# В Новый год в доме русских украшается ёлка.



## wonlon

I am doing a translation exercise in my Russian textbook.

The sentence is:
*During New Year, Russian families are decorated with Christmas trees. *(my translation from Chinese.)*

*My answer: *В Новый год в дома́х русских украша́**ется ёлком.*
The refrence answer: *В Новый год в д*о́*ме русских всегда украш*а́*ется ёлка.*

I want to know if I am correct or not.
Is there any problem with the reference answer?

Thanks for your help.


----------



## morzh

1. Not families decorated - homes/houses. Or families decorate trees.
2. На Новый год в русских семьях / в русских домах наряжают елку.


----------



## rusita preciosa

The reference sentence is correct. We do not decorate our houses (or families) with the tree, we decorate the tree itself (in our houses).


----------



## wonlon

Let me modify my translation. The sentence should be:

*During New Year, Russian homes are decorated with Christmas trees. 

*The reference answer: *В Новый год в д*о́*ме русских всегда украш*а́*ется ёлка.*

But why should *ёлка *be in nominative, not instrumental?
I can't figure out the case agreements here.

Is *д**о**́**ме* and *дома**́**х* both OK here?

Another sentence from the book is:
*В до́ме всегда ста́виться ёлка, кото́рая украша́ется специа́льными ёлочными игру́шками.*

Now it is instrumental that comes after украшается.Why?


----------



## Sobakus

wonlon said:


> But why should *ёлка *be in nominative, not instrumental?
> I can't figure out the case agreements here.
> 
> Is *д**о**́**ме* and *дома**́**х* both OK here?



See *rusita preciosa*'s answer. "Украшать чем-либо" is mostly used with objects one can at least lift up(like ёлочные игрушки, unlike ёлка, фонтан etc). You can't exactly _translate_ this sentence into Russian, but the idea remains the same.


----------



## wonlon

I am trying to figure out the case agreement. Please see if my understanding is correct:*

В Новый год в д*о́*ме русских всегда украш*а́*ется ёлка.*

*В Новый год *- During New Year
*в д*о́*ме русских* - in Russian homes*
всегда *- always
*украш*а́*ется *(passive of украша́еть) *ёлка. - *the Christmas tree is decorated. 


*В до́ме всегда ста́виться ёлка, кото́рая украша́ется специа́льными ёлочными игру́шками.*

*В до́ме всегда ста́виться ёлка *At home the Christmas tree is always erected*
**кото́рая украша́ется* - which is decorated*
специа́льными ёлочными игру́шками* - with special Christmas tree toys.
http://forum.wordreference.com/editpost.php?do=editpost&p=11016859


----------



## rusita preciosa

wonlon said:


> But why should *ёлка *be in nominative, not instrumental?
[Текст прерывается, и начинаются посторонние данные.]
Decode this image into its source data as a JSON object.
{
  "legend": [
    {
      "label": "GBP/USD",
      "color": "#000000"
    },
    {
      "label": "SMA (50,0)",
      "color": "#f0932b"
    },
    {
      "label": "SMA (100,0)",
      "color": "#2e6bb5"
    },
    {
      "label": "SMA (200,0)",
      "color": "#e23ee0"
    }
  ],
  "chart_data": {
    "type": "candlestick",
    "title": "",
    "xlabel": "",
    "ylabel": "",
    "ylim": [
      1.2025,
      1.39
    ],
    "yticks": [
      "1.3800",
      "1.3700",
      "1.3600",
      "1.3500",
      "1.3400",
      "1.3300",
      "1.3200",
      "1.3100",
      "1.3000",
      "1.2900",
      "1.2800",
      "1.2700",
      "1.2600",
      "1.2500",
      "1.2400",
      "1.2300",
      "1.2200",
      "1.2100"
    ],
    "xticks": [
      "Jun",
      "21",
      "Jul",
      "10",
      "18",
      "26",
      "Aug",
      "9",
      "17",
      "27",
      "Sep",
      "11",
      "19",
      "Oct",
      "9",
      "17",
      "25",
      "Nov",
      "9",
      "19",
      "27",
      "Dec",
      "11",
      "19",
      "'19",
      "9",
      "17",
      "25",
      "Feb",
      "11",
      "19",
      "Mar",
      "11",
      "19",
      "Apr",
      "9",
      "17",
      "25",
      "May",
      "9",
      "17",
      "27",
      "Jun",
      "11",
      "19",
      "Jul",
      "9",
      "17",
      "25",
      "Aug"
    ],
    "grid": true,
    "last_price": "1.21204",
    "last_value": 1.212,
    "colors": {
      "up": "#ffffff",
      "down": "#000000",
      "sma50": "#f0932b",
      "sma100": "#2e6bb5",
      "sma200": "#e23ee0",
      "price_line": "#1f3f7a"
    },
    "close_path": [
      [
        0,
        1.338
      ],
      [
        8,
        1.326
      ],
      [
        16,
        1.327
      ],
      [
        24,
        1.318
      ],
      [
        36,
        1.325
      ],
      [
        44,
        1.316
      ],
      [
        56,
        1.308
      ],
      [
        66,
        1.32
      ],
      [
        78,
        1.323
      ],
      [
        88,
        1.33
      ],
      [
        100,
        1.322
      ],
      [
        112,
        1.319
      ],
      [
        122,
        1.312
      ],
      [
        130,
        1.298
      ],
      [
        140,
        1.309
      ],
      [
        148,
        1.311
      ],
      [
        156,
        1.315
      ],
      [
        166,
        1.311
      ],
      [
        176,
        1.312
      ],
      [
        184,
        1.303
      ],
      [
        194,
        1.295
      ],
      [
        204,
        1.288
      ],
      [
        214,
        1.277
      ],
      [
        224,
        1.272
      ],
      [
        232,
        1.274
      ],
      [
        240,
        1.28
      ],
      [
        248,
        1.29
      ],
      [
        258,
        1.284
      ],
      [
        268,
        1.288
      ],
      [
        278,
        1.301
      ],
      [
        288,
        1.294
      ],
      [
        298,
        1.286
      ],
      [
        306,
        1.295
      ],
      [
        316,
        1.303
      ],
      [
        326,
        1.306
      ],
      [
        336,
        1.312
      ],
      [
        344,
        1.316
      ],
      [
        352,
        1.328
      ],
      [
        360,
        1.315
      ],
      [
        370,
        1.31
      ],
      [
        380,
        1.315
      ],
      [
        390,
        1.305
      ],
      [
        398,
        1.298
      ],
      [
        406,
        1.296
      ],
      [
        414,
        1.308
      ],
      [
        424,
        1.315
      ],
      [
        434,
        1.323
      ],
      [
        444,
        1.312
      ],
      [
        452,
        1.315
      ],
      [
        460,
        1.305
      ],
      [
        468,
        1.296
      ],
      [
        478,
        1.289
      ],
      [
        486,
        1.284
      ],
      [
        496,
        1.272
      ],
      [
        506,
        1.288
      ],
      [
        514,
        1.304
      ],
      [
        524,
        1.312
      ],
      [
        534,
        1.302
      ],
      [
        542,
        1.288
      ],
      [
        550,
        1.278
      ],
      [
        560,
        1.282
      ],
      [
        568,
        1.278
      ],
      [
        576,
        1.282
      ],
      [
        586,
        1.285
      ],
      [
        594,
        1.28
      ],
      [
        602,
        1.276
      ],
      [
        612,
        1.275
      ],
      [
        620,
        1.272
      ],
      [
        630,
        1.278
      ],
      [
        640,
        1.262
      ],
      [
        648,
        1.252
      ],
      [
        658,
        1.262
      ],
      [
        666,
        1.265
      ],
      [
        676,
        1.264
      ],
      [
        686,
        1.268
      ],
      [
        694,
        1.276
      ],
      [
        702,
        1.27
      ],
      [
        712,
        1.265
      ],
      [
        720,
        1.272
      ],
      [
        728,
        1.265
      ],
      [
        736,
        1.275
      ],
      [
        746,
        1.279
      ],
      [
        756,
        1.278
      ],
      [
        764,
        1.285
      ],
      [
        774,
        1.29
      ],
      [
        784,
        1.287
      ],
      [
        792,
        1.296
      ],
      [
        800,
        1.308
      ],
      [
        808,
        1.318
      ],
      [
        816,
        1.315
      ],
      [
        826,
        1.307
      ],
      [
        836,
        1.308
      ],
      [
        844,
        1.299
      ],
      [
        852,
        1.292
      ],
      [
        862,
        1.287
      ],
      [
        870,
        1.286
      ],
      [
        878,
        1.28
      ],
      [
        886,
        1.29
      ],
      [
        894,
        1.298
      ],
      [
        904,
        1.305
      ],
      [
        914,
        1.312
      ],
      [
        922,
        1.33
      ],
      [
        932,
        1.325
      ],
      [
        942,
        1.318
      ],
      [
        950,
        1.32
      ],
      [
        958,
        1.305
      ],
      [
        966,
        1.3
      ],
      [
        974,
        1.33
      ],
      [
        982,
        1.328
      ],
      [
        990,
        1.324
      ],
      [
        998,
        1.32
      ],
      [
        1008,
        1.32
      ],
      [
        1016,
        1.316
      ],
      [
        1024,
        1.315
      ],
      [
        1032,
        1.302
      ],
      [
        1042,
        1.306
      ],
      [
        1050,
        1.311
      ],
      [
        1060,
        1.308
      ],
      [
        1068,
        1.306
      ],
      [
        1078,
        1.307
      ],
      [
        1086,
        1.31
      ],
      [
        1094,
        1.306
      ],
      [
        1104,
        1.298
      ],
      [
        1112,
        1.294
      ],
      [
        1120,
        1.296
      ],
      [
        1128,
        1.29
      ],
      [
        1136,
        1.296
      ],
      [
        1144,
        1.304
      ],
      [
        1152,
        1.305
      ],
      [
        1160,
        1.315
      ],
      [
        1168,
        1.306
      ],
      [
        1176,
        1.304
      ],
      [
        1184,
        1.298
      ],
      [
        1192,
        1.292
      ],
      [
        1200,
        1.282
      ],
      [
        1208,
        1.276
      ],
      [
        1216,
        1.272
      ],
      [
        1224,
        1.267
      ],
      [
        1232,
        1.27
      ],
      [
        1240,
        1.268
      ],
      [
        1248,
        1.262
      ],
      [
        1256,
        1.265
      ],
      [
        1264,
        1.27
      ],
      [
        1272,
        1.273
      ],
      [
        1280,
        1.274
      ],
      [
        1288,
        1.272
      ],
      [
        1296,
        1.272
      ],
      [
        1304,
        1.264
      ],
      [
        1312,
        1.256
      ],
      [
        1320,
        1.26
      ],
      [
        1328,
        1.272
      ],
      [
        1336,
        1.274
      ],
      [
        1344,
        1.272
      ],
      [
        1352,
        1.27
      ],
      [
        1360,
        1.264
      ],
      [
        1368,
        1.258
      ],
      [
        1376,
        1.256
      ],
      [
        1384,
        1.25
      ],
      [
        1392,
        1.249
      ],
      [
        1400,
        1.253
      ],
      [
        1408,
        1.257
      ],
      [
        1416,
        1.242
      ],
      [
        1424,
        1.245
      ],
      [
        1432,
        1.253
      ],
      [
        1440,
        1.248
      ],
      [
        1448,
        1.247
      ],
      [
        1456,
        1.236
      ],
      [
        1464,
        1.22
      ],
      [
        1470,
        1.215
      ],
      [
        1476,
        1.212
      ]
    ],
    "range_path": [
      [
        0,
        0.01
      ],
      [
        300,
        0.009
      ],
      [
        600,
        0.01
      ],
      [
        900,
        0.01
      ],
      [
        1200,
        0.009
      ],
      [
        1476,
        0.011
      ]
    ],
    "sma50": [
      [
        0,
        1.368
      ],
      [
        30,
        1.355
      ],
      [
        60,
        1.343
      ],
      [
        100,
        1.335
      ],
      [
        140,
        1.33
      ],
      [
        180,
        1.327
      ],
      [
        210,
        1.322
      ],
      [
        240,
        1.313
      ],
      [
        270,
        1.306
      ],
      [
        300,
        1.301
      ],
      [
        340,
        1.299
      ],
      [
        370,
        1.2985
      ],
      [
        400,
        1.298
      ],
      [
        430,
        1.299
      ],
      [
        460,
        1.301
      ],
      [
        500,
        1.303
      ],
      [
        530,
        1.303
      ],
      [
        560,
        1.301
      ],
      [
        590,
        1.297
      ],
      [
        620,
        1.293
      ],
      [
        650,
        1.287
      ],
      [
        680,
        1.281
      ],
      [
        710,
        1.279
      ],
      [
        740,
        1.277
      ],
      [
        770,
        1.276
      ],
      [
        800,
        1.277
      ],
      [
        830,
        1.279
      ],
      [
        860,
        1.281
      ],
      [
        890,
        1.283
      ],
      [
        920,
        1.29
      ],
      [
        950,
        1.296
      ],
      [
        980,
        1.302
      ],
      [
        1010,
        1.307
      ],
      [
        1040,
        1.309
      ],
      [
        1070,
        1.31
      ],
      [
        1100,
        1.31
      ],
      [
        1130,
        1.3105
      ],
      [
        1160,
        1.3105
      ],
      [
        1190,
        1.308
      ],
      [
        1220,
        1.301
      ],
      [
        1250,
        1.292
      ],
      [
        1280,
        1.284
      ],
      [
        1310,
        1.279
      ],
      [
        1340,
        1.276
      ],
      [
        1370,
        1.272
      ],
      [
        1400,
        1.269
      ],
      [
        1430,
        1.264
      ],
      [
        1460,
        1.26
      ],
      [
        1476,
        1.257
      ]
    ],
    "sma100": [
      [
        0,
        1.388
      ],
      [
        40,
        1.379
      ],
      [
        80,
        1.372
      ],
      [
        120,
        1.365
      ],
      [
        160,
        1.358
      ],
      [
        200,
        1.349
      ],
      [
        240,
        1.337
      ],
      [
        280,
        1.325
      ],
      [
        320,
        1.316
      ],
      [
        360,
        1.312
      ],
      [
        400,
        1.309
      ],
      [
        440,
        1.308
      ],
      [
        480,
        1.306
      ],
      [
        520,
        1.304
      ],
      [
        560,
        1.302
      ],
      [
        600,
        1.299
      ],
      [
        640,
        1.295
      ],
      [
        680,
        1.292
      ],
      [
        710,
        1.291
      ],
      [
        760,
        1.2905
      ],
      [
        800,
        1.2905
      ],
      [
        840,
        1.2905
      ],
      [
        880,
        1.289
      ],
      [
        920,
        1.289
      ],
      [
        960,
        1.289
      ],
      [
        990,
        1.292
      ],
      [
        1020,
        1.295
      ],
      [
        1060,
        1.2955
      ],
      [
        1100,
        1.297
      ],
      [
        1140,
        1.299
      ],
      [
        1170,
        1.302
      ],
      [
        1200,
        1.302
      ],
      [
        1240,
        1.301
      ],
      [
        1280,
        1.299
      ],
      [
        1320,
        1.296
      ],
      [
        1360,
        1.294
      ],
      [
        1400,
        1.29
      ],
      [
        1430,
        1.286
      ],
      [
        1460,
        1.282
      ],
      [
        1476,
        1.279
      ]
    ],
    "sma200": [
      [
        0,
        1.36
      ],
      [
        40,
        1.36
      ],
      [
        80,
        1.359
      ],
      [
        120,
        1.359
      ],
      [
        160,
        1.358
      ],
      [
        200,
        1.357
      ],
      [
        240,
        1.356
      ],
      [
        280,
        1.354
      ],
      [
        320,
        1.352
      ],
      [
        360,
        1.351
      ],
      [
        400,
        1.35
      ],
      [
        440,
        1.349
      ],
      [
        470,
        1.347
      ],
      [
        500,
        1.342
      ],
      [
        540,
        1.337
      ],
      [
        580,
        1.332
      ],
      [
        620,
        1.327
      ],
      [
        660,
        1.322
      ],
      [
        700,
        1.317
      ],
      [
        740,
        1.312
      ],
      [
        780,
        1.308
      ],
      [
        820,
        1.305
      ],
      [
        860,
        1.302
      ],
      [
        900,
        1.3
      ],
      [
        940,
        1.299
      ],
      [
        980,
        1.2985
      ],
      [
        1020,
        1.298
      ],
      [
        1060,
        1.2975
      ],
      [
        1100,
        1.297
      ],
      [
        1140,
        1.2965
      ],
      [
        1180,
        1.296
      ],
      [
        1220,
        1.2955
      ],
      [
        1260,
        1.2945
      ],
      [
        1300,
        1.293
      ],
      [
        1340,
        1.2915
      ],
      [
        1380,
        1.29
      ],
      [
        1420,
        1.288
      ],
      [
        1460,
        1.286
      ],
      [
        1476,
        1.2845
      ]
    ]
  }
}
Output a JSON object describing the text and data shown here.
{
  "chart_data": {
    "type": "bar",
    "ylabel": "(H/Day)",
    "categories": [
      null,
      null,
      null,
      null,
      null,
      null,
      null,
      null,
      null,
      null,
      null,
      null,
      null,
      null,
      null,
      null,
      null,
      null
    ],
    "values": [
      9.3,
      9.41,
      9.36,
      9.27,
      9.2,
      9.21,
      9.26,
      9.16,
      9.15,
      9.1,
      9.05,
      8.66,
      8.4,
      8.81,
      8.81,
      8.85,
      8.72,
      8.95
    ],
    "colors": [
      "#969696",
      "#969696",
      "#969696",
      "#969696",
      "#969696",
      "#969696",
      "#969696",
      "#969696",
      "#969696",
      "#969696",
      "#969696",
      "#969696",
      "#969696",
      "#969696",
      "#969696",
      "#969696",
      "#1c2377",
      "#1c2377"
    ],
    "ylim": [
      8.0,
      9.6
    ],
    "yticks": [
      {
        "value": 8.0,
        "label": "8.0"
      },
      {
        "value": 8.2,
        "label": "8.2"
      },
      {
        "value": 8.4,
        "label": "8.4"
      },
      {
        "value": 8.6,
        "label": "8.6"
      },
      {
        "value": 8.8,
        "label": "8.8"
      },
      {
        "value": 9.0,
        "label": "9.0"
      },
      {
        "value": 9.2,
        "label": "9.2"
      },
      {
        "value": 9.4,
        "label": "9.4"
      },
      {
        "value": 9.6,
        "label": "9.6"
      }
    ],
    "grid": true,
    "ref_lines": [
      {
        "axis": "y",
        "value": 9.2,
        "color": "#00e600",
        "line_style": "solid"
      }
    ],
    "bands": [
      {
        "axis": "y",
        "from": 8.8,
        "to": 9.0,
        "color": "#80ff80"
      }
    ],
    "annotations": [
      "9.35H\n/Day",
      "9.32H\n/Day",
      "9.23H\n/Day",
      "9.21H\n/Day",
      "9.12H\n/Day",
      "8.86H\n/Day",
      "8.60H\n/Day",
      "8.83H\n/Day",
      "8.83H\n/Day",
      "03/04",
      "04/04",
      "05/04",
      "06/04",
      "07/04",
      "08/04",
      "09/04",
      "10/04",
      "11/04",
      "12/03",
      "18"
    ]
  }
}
украшать [кем?/чем?] ёлкой (instr) - to decorate something with a tree
украшать [кого?/что?] ёлку (accus.) - to decorate a tree


----------



## rusita preciosa

wonlon said:


> *В до́ме всегда ста́виться ёлка, кото́рая украша́ется специа́льными ёлочными игру́шками.*
> 
> *В до́ме всегда ста́**виться ёлка* [nom.]- At home the Christmas tree is always erected
> *кото́рая украша́ется*- which is decorated
> *специа́льными ёлочными игру́шками* [instr.] - with special Christmas tree toys.


----------



## Rosett

wonlon said:


> *during new year, russian homes are decorated with christmas trees. *(my translation from chinese.)
> 
> my answer: *В Новый год в дома́х русских украша́**ется ёлком.*


Хороший ответ.
Небольшие поправки.
*В Новый год дома́ русских украша́ются ёлкой.*


----------



## Angelo di fuoco

Rosett said:


> Хороший ответ.
> Небольшие поправки.
> *В Новый год дома́ русских украша́ются ёлкой.*



Грамматически правильно, но бессмысленно: "украшать ёлкой" дома звучит дико.


----------



## Maroseika

angelo di fuoco said:


> Грамматически правильно, но бессмысленно: "украшать ёлкой" дома звучит дико.



Думаю, что совсем правильно было бы "елками" - ведь домов много, а елка - предмет.


----------



## morzh

Такое ощущение, что елка украшает дома. А люди (русские) сидят и наблюдают, как они это делают.


----------



## morzh

Последнее: "дома украшаются елками" - дикость. Как, впрочем, и "елкой".


----------



## Angelo di fuoco

Для меня также совершенно очевидно, что Вас следует вспомнить первое правило форума:

1. Be helpful, not hurtful.
If someone's language background isn't perfect, don't treat him/her badly.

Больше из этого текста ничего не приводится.